Having worked in the global health field, it has always concerned me that the emphasis of many in the field (and in the EA) community seems to be solely focused on second order interventions that bypass the state. Often it seems that the removal of particularly incompetent/abusive dictators would do much more in the long-run to improve healthcare outcomes than even the most well-suited targeted interventions. While the obvious pushback may be that regime change is difficult and there is no universal blueprint (nor guarantee that the next regime will be better), there does appear to be low hanging fruit on this front. For example, eSwatini’s monarch has systematically hindered economic growth while receiving millions in healthcare aid despite rates of HIV and other communicable diseases remaining as high as anywhere in the region. Recent protests suggest that well-targeted aid could facilitate a democratic transition, but this doesn’t seem to fit into any existing models of impact. Can anyone point me in the direction of any related work? Thanks in advance.

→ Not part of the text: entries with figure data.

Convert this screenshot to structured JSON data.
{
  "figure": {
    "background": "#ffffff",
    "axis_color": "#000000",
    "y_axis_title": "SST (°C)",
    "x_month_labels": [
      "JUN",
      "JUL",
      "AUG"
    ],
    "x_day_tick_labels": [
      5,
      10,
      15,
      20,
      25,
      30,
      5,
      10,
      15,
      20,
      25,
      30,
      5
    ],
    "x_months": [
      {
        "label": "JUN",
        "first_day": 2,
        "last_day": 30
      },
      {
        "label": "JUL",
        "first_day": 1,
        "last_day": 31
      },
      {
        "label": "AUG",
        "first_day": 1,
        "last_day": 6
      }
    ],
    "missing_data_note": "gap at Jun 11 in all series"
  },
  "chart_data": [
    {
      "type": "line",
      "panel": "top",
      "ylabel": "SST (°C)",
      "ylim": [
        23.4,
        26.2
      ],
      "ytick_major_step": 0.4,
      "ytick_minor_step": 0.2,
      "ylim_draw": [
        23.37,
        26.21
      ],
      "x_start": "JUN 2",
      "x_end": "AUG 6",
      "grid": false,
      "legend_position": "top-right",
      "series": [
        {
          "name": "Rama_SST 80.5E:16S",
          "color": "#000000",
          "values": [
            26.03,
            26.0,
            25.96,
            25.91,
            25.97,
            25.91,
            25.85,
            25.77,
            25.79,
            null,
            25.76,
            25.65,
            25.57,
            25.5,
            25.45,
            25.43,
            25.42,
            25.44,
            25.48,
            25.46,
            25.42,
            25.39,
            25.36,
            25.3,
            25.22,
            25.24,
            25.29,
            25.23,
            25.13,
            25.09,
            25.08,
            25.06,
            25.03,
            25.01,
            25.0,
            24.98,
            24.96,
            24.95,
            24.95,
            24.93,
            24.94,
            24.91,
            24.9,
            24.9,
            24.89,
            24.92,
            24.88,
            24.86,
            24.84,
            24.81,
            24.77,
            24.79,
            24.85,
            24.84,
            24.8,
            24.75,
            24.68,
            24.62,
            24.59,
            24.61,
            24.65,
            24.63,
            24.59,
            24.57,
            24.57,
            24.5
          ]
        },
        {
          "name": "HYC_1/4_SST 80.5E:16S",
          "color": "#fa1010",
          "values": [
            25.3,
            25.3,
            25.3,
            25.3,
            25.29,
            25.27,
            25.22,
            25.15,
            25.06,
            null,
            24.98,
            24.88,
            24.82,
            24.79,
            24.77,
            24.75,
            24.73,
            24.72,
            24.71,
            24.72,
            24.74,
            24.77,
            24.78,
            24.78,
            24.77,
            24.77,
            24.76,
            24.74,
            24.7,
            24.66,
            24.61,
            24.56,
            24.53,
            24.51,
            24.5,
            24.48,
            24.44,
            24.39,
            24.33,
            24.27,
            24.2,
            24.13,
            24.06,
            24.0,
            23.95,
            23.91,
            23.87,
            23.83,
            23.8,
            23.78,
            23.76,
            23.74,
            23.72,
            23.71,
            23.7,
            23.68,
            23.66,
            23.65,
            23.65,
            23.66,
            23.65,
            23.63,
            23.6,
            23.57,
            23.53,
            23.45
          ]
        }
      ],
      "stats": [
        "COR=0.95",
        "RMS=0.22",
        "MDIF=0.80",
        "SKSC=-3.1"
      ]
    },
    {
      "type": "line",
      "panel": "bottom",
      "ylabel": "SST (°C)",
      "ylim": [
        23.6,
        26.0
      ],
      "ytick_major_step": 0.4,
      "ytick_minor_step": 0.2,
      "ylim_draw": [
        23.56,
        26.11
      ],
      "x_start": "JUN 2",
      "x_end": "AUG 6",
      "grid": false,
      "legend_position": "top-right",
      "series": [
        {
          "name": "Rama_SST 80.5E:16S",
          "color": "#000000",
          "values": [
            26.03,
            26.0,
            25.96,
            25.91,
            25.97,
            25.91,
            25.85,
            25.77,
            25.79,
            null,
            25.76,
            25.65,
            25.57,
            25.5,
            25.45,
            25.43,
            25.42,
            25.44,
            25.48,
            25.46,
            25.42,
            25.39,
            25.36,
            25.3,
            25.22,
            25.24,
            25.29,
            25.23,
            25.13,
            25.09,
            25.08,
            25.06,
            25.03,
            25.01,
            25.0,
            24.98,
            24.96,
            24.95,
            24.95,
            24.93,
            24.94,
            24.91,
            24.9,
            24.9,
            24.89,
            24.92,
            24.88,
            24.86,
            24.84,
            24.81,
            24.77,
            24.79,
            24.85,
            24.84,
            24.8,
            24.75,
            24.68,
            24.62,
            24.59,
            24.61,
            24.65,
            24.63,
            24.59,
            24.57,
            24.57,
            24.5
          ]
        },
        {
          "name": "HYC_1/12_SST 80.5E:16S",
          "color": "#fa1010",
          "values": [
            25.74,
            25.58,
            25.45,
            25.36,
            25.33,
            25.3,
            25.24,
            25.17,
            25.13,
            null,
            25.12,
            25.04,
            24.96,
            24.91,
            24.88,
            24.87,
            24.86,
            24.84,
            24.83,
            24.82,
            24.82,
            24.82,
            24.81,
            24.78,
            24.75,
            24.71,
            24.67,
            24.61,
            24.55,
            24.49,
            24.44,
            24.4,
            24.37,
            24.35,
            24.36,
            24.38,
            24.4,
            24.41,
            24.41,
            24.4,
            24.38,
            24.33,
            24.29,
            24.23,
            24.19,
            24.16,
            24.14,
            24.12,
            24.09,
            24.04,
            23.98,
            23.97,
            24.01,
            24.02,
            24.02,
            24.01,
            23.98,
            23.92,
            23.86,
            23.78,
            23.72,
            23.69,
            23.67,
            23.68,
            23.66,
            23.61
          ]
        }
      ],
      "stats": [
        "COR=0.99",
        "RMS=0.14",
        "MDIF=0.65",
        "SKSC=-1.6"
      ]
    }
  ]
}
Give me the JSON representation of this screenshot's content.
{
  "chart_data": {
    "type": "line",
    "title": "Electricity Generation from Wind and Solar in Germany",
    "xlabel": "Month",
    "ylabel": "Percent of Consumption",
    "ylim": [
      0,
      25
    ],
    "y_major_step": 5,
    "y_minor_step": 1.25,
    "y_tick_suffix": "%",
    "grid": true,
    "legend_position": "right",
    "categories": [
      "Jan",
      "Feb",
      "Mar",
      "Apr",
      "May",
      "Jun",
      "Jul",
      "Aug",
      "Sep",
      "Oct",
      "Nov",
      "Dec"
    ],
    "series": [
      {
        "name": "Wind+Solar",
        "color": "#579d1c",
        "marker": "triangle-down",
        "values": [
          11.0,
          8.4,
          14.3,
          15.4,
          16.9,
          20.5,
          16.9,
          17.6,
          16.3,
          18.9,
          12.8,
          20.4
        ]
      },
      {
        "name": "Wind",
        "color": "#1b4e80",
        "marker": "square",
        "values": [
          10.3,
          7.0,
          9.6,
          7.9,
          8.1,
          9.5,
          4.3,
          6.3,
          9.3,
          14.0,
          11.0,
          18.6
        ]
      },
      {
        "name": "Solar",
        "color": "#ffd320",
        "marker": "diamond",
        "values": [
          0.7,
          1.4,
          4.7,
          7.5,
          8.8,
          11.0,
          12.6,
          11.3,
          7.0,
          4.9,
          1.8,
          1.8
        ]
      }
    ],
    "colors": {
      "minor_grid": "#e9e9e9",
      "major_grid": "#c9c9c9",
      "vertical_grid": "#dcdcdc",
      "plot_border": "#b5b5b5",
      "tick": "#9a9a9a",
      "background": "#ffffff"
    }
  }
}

First off, remove democracy from your lexicon. It’s too complicated and confusing word, it means different things to different people. Usually if you bring democracy into this debate you get a circular answer by accidentally assuming many institutions at once.
A good starting question here is to think about the service recipients. What is the theory of change for how they compel the state to provide services under each system? What assumptions are needed for it to work?
Citizens have to coordinate to punish a leader that does not provide services if they want more services than the leader prefers to provide. So steps are:
Citizens must want services.
Citizens must find out if services are provided and if better provision is possible.
Citizens they must communicate to eachother both the information and their awareness.
Citizens they must coordinate to punish simultaneously because individually attack leaders is ineffective and punishable.
If they want to prevent leaders from counter punishing (repression), citizens must punish repression (see above steps).
Citizens must choose public goods over selling their votes.
Elections make the later steps easier by coordinating simultaneous punishments (election day). Experienced oppositions make 2 and 3 easier. If 1 or 6 are violated, you won’t get any benefit though. Also if the middle class solves this and the poor do not, guess who gets service...
The short answer is that many countries democratize but see little benefit for public service because this is a really long chain that can break down easily.
I may come back and find the studies for this stuff.
These are all good points and I think there is substantial evidence to support the majority of them. Quick tangent: I’m not so sure about your dismissal of the link between voters selling votes and a lack of service provision as there are several places in which selling votes often occurs as an inadequate form of exchange and/or a way of reallocating finances to allow for the purchase of goods.
Regardless of that minor detail, I’m more or less in agreement with this framework. It gets a bit more complicated when you introduce alternative systems of collective action and coordination in non-democracies, particularly as many contemporary autocracies have become more adept at using technology to both restrict voice through both repression and targeted goods provisions.
As you note in your later comment on Vietnam below this reflects the wide array of non-democracies and the relative permanence of current regimes/systems. If you do write a blog post I’d be curious to know from an EA perspective (and your perspective) what countries/systems could see the largest gains in quality of life/life years added by inducing transitions to more inclusive forms of governance. Do these match with the countries/systems most susceptible to transitions?
Yes there is a lot of work on this area. AFAIK not on health outcomes but on similar areas. If there’s interest I could do a blog post on it. https://github.com/tliptrot/Academic/raw/d4f44f249235afddbe16c67a3e6849038be22526/One Bullet Propert Rights Liptrot and Srivastava.pdf
Personally I’d be very interested in such a blog post
Above is my recent article on property rights and sudden deaths of autocrats, which is not really your question. When I find time!
Quick clarifying questions about your abstract if you have time. I’m confused about the term “weakly constrained”
Does “weakly constrained” mean (a) the leader is weak because elite supporters make the leader weak, (b) the elite supporters are weak and can’t limit the leader much, (c) a jargon-loaded academic definition that I shouldn’t worry too much about because it’s too hard to explain, or (d) something else?
Also, does personalist always mean anything about constrained-ness in theory? (Like I get in reality, it may correlate a certain way, but I’m wondering about the definition)
Good question. Perhaps I should clarify this in the abstract.
Weakly constrained means elite supporters cannot limite the leader much.
Personalist means weakly constrained by elite supporters. The idea is that one person has lots of power, hence personalist.
We also know a lot about what types of regimes are more susceptible to democratization. A democratization effort in Vietnam is much more likely to succeed because Vietnam is a party state, has some elections, has a strongish economy, etc. I can say more about that too.